Of course when I am thinking about art, I also got to thinking a lot about art and pain. One of the most poignant examples of this, we all know, is the struggle of Van Gogh, which is well known to most people. It always seemed to me that what Vincent did which is so incredibly heroic, was that despite all the turmoil in his personal life, his own battle with insanity, poverty, loneliness, lack of love, and art in general - he somehow managed to internalize all of that turmoil, and when it exited him thru his brushes, the resulting canvases were some of the most beautiful expressionist works done by anyone. I try to fathom the extent of his suffering and it boggles the mind - but it only boggles when one realizes that despite everything, Vincent created beautiful works that were full of energy, heat, passion, and a love of the beauty of the world. How many desperate individuals, locked in mental facilities around the world could find it in them to still create such breathtaking beauty? Perhaps more than we know...but it is only in the acknowledgement of this that we can appreciate Vincent's triumph over pain. True, the waves did crash in over him eventually - but he stood the force of the tide, internally and externally, for a long, long time. Long enough to leave a body of beautiful work, and many of the late ones especially - extracted from pain and re-rendered beautiful in the world. That, my friends, that is an accomplishment!

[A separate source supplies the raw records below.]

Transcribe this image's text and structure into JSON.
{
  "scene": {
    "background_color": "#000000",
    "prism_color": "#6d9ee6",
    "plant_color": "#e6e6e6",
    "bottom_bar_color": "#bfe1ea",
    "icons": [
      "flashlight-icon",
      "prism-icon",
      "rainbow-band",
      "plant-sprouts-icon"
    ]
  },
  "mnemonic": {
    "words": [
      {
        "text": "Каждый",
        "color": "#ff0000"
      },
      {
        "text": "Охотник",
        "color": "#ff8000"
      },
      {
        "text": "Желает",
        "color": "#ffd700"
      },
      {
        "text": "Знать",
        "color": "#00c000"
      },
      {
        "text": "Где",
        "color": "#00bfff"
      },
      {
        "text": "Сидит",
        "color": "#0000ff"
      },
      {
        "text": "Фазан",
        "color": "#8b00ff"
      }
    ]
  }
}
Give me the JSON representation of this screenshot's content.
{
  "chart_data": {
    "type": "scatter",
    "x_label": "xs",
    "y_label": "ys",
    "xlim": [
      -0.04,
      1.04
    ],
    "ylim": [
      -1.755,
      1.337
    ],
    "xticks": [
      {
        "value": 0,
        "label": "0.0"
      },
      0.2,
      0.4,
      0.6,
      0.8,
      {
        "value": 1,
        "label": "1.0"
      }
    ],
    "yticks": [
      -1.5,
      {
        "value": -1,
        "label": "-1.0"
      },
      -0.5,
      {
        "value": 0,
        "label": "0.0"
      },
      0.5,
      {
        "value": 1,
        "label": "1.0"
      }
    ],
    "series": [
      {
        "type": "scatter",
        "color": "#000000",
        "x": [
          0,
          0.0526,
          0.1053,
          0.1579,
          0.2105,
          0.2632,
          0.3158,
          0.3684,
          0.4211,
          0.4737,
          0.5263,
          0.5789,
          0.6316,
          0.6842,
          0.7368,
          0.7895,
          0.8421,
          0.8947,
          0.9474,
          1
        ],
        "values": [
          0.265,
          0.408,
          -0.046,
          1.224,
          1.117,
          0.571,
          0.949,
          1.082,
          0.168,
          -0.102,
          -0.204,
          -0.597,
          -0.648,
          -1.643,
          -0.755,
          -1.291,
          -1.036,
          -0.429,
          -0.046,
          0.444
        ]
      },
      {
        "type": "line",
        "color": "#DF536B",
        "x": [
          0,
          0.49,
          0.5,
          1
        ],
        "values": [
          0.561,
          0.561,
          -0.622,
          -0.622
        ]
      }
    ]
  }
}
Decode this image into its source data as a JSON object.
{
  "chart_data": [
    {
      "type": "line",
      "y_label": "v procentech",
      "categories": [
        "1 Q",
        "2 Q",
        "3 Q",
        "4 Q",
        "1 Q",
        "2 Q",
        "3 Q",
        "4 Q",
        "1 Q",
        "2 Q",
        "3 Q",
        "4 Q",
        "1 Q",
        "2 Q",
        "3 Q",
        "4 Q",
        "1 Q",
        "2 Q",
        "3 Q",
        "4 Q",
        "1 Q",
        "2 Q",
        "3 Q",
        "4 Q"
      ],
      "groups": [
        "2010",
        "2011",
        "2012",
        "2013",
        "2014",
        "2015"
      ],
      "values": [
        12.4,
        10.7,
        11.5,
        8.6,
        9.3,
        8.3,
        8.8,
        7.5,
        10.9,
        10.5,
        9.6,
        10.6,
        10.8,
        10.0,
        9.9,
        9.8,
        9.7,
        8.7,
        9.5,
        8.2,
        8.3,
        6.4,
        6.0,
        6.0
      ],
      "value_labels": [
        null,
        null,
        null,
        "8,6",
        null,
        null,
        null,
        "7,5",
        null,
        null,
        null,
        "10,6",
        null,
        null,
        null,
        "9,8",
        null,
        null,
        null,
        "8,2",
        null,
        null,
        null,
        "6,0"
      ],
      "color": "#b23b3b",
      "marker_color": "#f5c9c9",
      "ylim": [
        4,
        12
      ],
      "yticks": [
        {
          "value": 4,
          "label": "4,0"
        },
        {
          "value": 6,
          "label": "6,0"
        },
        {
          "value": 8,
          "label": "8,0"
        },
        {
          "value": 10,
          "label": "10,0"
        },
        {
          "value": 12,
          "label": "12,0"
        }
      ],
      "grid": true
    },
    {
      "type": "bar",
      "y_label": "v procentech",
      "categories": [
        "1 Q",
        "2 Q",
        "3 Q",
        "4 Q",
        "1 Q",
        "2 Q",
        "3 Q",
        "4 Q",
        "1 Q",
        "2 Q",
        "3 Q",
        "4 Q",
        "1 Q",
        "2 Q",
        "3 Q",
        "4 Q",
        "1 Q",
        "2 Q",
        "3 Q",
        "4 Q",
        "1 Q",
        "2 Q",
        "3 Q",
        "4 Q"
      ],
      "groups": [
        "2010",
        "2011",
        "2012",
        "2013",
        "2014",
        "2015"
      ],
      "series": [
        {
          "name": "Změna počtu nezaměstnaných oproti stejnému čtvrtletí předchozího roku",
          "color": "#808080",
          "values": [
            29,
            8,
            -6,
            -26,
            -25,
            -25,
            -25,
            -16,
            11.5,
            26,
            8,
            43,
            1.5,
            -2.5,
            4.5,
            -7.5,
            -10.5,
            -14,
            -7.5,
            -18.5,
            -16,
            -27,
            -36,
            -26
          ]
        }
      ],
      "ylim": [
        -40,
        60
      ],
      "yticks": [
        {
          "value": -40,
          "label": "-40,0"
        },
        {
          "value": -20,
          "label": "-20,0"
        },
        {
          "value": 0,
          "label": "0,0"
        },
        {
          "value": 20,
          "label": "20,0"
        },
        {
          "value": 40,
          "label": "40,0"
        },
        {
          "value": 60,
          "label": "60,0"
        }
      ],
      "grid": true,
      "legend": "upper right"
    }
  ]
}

But, as I have discussed in earlier blogs, Van Gogh's case is not exactly unique in art. Just this week I saw a fantastic documentary on the abstract artist Mark Rothko, called "Rothko's Rooms". What was most interesting about Rothko is that, after many years of struggle, he did experience the taste of true success in the later part of his life. However the struggle that was integral in his work remained. He himself said that a sense of the tragic notion of the image was always present in his mind. When one begins to try to understand, in a worldly sense, why one still feels this strong sense of tragic, even when your works are going for big money, the answer reveals itself to be that the tragic, for Rothko, was a certain state of mind that could not be affected by anything external to it. So it would not be changed by success or the vestiges of it. And when one looks long and hard at the late, dark works of Rothko, notably some of the Seagram's murals and the black works that went into the Rothko Chapel - a real sense of beauty and subtle tragedy does emerge. As if the artist were making works that were the visual and emotional equivalent of the universe before the big bang. Perhaps it should be surprising that an artist, so much IN his own mind as Rothko was - should end his own life, much as Van Gogh did. Even I know that the struggle to create has a tendency to hollow out a person.


It could be said, perhaps, that struggle and art are the same thing. The attainment of great images does not generally deliver itself on a silver platter. Rather it is always in front of you as you go chasing after it. The thrill of the chase is enough for some people. For others, the thing must be captured to be enjoyed and expressed. But you go on after it because you don't know what else to do. Most of us know we can't turn back now. We are too far down the road - so we struggle on, with bad backs - sometimes with unhealthy minds - to try to shove it all aside for a deep breath of beauty.